I’ve discovered that I am full of contradictions.
I view myself as a social person. I’ve got more Facebook friends than anyone I’ve ever met. And yet, in most situations (class, the workplace, social gatherings) I’m one of the quietest people there, choosing to mostly watch and listen to others.
If you looked at my planner or laptop, you’d feel like there wasn’t a more organized person out there. I write down everything. And yet if you looked at my drawer of clothes, my kitchen, or my bathroom, you’d think otherwise.
I believe that I’m a brave person. I’ve gone on countless road trips, tried out new things, and helped to start companies. And yet, I don’t feel like I’ve ever taken a big risk. I’m secretly afraid to swing for the fences or to do something that would be viewed as unsuccessful or “un-Travis.” I’ve backed out of several big opportunities.
I’ve always prided myself on being spontaneous. I’m always ready to head off to a party or event or trip at the drop of a hat. And yet, I’ve found that I’ll only do this if I’ve already set aside the time to be spontaneous.
Most people would say I’m more focused and hard-working than anyone when I rattle off the list of projects that I’m working on. I push myself every day to accomplish and to progress as much as possible. And yet, in my natural state, and for several hours of the day, I’m a lazy facebooker. I really have to push myself to focus on a project for very long.
It’s as if every trait in myself that I’ve ever valued as a strength is also my biggest weakness. And it’s not just me. Holly is probably the kindest, yet most stubbornly sassy girl I’ve met. She’s fearless about the big things, but scared of the silliest tiny things out there. My brother Braden comes off as very down to business and won’t do “fun” things unless he really sees a reason. And yet, he’s one of the funniest people I know, and when you step back you realize that he does “fun” things all the time.
Here are my theories as to what’s going on:
1. Overcompensation- Subconsciously or consciously people recognize a weakness they have (my lack of long-term focus) and then do all they can to beat it with the antithesis of that trait (getting organized and pushing myself to be successful). In the end the person is left as a sort of Jekyll/Hyde with both characteristics showing through at different times.
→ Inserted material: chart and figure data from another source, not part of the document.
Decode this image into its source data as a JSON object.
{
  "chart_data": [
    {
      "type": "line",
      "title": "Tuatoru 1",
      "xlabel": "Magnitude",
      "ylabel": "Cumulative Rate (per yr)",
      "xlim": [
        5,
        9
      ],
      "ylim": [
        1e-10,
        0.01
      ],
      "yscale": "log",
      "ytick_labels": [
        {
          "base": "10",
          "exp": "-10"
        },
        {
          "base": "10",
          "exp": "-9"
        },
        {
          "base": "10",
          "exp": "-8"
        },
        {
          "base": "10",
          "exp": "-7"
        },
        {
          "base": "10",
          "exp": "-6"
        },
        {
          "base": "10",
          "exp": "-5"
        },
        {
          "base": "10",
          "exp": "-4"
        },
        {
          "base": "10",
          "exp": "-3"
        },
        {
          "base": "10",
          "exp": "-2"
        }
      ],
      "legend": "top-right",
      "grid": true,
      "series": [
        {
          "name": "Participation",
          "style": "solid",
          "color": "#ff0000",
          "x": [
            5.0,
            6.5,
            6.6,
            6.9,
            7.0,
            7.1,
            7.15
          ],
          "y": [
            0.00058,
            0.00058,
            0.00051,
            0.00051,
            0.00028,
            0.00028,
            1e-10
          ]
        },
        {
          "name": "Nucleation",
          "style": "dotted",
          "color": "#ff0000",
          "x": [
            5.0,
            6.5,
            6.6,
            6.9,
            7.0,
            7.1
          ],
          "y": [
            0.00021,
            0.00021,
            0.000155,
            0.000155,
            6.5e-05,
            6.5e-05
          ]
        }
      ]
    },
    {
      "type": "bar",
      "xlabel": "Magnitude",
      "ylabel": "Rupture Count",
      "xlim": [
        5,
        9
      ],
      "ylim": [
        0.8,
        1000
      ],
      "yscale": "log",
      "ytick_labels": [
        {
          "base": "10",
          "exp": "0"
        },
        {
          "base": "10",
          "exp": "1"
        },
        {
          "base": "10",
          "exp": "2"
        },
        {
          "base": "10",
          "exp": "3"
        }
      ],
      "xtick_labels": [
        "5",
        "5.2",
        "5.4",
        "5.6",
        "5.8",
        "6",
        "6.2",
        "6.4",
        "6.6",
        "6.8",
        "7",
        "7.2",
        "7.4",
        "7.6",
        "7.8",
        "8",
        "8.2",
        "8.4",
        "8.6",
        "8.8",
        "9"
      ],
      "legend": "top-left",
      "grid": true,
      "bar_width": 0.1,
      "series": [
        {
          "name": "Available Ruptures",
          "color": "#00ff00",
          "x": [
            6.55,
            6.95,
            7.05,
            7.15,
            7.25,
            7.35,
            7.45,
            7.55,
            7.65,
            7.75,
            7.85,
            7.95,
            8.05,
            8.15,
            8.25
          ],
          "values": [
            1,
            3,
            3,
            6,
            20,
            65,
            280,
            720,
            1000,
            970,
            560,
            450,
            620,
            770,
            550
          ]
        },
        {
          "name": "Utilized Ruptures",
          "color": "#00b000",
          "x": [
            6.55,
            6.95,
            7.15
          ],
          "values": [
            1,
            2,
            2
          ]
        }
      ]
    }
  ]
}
2. Classification and Expectation- I think one reason that it’s easy to see the contradictions in other people is that we’re very quick to classify and label someone into a specific, Disney-like trait (In Disney, people are usually “good” or “evil” and rarely in between). People we know are “shy” or “smart” or “talkative” or whatever. When they display the opposite of that trait (like my brother Braden being funny), it seems exceptional to us that they aren’t being their classified, “typical” self. We tend to place ourselves into these categories as well (like me being social), and “surprise” ourselves when we do something (like me being quiet), even if we actually do that something all the time.
3. Opposites aren’t that opposite- What is the opposite of Day? Night, right? Well, sort of. They’re actually quite similar. They both describe the state of the world depending on the time. They both are dependent on the sun. They always come right after each other. Not that “opposite” actually. I think that each person tends to inadvertently focus on a certain trait-spectrum. For me, the trait spectrums most prominent in my life seem to be lack of focus/diligence, organized/scattered, brave/scared, and spontaneous/planned. Therefore, I have lots of both halves of the spectrum. Alternatively, I don’t really have strong pieces of either parts of the spectrum of traits like nobility/cowardliness, genius/ditzy, morally rebellious/morally driven, etc.
Life is better when you’re best friends with your self. Life is more interesting when you’re also your biggest enemy!